Por exemplo: alguns anos atrás, repórteres políticos não se atreveriam a perguntar a um ministro do STF quem estava pagando a viagem dele ao exterior — como foi a pergunta que tanto irritou Gilmar Mendes.
Na verdade, não é que não se atreveriam, nem lhes ocorria perguntar esse tipo de coisa. Parecia normal que autoridades tivessem privilégios, incluindo as famosas mordomias.
Também não era um vício apenas nacional. Na Washington de John Kennedy, todo mundo sabia que o presidente gostava muito de mulheres e que as recebia na piscina da Casa Branca quando Jacqueline não estava por perto. Jornalistas sabiam, alguns até participavam das farras — e não publicavam nada. Ao contrário, publicava-se que se tratava de um feliz casal presidencial.
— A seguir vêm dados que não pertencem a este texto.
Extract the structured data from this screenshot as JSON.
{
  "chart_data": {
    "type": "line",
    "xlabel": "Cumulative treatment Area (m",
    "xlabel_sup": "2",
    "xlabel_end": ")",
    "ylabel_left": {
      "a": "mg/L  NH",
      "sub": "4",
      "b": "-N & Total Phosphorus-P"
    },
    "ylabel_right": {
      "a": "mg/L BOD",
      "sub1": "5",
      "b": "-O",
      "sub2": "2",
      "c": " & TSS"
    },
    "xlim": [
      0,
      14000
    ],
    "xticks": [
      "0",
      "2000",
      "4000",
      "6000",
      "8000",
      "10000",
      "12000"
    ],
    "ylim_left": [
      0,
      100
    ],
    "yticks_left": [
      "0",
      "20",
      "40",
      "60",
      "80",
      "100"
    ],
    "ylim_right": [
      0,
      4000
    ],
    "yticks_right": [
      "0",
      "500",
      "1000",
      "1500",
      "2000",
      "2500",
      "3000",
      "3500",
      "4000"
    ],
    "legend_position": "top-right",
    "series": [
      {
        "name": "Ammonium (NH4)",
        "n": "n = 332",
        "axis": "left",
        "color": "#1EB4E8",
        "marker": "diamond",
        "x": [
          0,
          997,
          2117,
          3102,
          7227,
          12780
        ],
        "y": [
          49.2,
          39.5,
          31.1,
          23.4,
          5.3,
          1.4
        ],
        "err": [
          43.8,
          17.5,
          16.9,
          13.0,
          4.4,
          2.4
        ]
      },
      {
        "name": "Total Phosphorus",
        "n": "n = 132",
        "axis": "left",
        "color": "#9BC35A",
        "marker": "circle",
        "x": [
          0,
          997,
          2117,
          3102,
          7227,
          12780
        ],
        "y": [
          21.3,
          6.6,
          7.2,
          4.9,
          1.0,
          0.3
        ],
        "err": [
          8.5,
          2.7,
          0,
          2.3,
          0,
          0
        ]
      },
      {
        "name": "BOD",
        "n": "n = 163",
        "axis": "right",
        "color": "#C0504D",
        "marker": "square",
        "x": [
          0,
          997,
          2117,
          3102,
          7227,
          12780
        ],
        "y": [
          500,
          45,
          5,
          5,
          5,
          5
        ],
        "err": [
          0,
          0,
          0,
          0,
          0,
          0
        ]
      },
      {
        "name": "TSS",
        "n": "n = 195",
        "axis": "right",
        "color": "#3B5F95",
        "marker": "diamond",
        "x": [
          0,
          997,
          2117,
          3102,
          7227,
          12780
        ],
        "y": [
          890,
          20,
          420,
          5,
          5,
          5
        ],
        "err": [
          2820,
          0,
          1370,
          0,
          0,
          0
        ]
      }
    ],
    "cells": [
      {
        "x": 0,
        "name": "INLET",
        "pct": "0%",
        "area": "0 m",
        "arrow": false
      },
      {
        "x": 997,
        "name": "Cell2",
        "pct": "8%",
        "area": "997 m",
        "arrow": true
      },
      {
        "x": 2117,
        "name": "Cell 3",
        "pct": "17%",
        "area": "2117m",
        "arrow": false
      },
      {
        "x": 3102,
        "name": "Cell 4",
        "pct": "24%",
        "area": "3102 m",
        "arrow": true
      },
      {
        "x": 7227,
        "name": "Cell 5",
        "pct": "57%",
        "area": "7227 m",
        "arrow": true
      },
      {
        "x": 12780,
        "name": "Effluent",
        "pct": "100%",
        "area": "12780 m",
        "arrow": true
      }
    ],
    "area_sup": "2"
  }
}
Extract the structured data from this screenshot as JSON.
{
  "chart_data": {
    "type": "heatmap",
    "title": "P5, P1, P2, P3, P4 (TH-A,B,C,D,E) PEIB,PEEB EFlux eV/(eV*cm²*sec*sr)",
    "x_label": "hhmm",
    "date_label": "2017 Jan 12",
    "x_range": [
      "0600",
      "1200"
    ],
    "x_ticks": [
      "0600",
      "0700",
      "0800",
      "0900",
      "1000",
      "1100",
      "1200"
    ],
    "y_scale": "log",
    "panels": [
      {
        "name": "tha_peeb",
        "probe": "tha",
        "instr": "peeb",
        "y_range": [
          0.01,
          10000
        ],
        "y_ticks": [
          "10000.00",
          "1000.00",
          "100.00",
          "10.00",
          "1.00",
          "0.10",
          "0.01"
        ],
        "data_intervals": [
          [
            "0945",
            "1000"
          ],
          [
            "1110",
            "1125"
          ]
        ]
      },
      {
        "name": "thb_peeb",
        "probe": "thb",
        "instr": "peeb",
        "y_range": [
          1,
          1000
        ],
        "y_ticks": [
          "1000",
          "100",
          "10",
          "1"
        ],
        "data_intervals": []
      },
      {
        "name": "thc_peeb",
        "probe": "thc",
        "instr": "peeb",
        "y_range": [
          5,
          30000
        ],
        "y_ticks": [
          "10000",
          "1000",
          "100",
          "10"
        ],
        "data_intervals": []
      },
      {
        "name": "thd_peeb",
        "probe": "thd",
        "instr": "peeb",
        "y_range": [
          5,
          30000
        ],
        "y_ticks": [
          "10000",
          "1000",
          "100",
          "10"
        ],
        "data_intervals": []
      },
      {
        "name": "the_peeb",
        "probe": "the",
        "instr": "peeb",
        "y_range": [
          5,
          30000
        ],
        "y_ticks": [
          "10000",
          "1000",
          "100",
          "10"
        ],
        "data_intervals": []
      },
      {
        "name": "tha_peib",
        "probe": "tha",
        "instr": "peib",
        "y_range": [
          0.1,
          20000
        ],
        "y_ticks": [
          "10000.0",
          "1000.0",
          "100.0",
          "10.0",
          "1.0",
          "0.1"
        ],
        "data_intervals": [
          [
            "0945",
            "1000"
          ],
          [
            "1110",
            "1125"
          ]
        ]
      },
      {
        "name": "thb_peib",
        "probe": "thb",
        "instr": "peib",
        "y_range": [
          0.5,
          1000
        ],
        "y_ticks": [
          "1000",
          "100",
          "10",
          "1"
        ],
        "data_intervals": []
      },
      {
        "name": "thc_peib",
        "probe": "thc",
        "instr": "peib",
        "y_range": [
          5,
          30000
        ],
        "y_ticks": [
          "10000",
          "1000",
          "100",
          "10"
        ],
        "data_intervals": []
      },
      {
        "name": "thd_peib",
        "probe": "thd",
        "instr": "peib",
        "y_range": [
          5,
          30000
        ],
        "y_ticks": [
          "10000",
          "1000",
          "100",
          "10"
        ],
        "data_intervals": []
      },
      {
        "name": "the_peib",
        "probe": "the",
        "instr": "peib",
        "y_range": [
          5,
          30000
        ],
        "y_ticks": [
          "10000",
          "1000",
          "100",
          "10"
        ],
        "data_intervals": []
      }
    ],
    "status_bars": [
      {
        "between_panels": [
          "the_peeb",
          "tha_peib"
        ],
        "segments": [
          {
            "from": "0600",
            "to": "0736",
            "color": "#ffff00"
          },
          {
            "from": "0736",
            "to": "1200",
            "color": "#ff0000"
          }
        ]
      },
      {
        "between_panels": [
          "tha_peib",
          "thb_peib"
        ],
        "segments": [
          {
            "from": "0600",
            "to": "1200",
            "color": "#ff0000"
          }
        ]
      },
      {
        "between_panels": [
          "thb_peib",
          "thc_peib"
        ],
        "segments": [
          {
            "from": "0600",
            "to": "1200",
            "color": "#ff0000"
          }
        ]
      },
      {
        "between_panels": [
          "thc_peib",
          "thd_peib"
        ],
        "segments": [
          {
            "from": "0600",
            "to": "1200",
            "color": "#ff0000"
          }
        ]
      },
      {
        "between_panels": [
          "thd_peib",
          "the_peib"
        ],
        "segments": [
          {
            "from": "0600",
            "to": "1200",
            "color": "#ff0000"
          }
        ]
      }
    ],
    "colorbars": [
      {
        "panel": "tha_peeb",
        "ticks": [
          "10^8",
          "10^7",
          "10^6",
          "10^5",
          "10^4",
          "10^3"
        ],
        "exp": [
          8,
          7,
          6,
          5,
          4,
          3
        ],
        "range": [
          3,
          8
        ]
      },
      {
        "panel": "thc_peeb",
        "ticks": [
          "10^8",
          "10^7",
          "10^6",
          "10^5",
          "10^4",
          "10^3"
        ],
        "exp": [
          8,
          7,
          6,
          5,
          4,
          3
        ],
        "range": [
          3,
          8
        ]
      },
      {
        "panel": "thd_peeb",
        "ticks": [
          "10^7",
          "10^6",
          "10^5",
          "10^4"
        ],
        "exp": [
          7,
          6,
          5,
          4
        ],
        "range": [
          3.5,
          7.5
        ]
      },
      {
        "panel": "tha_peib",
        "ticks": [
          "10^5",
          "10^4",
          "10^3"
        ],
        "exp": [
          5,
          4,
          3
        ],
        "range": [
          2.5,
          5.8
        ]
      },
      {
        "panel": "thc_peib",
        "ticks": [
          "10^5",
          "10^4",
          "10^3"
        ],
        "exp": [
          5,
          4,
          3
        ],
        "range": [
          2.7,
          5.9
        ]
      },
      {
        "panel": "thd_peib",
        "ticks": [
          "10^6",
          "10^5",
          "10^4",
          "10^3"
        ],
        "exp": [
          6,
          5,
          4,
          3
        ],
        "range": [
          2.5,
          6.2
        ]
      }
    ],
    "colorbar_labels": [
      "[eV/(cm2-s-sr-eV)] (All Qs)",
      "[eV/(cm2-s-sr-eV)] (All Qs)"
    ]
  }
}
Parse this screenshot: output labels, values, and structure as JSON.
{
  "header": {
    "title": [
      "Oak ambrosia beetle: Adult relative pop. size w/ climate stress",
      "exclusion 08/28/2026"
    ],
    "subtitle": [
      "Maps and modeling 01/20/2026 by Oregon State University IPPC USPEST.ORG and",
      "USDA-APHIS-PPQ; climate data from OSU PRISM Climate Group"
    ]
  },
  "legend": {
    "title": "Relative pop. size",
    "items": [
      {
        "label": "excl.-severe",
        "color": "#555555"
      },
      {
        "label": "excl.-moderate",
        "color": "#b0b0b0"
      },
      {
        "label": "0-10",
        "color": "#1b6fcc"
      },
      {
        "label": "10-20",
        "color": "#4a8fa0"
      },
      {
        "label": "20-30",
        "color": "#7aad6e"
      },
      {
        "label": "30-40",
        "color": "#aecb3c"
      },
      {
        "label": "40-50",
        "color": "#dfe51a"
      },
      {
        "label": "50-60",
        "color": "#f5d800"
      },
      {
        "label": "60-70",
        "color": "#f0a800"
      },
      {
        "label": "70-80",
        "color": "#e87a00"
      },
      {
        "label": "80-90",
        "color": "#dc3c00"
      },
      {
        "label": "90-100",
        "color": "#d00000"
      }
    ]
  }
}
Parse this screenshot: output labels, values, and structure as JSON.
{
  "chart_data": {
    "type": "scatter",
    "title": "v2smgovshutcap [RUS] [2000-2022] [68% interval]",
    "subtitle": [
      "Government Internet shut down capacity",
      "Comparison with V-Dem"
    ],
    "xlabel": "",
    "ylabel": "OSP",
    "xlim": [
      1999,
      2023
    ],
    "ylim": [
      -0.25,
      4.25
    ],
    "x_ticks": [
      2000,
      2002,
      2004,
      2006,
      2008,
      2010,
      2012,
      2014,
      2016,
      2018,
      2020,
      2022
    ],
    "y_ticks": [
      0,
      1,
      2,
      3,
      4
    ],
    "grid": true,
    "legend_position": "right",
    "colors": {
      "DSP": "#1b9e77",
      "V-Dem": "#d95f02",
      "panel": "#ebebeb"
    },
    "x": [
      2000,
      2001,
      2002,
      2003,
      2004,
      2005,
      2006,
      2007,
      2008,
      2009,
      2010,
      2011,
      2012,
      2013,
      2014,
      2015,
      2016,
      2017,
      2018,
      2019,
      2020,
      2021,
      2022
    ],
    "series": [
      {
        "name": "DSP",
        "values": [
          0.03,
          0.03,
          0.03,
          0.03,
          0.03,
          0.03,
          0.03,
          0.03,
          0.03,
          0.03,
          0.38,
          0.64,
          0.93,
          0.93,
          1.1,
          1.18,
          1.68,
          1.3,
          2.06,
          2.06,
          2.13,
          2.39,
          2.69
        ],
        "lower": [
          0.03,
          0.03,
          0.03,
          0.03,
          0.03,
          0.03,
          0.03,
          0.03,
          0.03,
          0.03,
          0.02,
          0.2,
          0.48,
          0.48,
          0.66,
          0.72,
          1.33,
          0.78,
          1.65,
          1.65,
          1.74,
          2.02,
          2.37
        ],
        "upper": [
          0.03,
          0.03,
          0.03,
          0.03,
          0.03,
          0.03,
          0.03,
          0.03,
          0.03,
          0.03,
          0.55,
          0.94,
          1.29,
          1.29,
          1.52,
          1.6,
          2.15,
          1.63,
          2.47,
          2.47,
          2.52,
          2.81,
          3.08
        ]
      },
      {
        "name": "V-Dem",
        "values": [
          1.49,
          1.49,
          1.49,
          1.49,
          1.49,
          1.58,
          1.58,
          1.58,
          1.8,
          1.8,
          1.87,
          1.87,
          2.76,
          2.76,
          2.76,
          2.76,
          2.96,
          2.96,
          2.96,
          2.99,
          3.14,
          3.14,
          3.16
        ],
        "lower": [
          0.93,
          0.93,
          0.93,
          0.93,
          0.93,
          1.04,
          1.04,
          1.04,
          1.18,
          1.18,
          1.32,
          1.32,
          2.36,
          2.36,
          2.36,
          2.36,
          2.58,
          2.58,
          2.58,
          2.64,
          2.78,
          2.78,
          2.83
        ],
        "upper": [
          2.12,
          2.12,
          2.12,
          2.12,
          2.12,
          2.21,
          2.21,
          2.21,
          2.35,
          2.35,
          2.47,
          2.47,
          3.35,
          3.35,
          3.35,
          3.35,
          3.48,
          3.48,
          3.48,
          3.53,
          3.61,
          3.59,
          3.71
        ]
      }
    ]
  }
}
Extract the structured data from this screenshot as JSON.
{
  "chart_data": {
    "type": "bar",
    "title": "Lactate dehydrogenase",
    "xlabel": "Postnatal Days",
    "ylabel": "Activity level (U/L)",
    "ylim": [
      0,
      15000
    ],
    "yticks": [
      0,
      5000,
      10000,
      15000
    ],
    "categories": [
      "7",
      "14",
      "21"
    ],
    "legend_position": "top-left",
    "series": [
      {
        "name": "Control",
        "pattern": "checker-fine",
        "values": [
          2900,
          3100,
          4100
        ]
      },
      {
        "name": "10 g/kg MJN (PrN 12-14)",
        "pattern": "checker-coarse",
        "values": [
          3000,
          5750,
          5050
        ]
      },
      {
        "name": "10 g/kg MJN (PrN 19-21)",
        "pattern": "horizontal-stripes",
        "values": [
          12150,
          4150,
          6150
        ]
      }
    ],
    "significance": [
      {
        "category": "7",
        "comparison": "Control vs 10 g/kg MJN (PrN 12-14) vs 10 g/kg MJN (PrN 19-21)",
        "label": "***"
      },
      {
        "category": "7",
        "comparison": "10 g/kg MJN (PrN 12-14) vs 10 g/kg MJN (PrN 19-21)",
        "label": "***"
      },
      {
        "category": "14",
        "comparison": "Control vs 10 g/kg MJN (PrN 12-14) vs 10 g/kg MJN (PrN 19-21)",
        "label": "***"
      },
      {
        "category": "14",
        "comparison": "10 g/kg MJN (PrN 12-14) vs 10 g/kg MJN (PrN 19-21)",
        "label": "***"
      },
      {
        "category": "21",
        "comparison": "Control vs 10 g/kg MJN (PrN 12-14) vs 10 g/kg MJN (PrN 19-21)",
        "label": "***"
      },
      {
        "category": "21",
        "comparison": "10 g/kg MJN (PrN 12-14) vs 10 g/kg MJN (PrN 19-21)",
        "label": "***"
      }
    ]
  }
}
Em Brasília dos anos 80 e 90, os jornalistas também sabiam das mazelas pessoais (amantes, rolos) e, digamos, profissionais dos políticos, tais como negócios paralelos. Não lhes ocorria publicar, mesmo porque muitos jornalistas desfrutavam de vantagens indevidas, como empregos no Congresso, em autarquias e estatais. Além de financiamentos especiais em bancos públicos.
A mudança forte começou a aparecer na passagem dos anos 80 para os 90. Repórteres mais novos começaram a publicar os privilégios, os bastidores, inclusive dos casernas — ou seja, as informações não oficiais, não autorizadas, mas obtidas por apuração e investigação independente.
Ao mesmo tempo, desenvolveu-se o jornalismo opinativo — outro que tanto incomoda as autoridades. Estas consideram uma impertinência quando jornalistas as criticam. Gilmar Mendes se irrita quando perguntam quem paga suas viagens e mais ainda quando jornalistas o criticam por mudar de posição ao sabor da política. Diz que são “jornaleiros” — ofendendo uma categoria do andar de baixo — de uma “imprensa opressiva”.
Mas, na democracia, quem decide se uma imprensa é boa ou não é o público, com sua audiência, sua leitura, seu respeito.
Não precisam me lembrar que a imprensa erra. Nós, jornalistas, sabemos disso melhor que os outros. Também sabemos reconhecer e corrigir.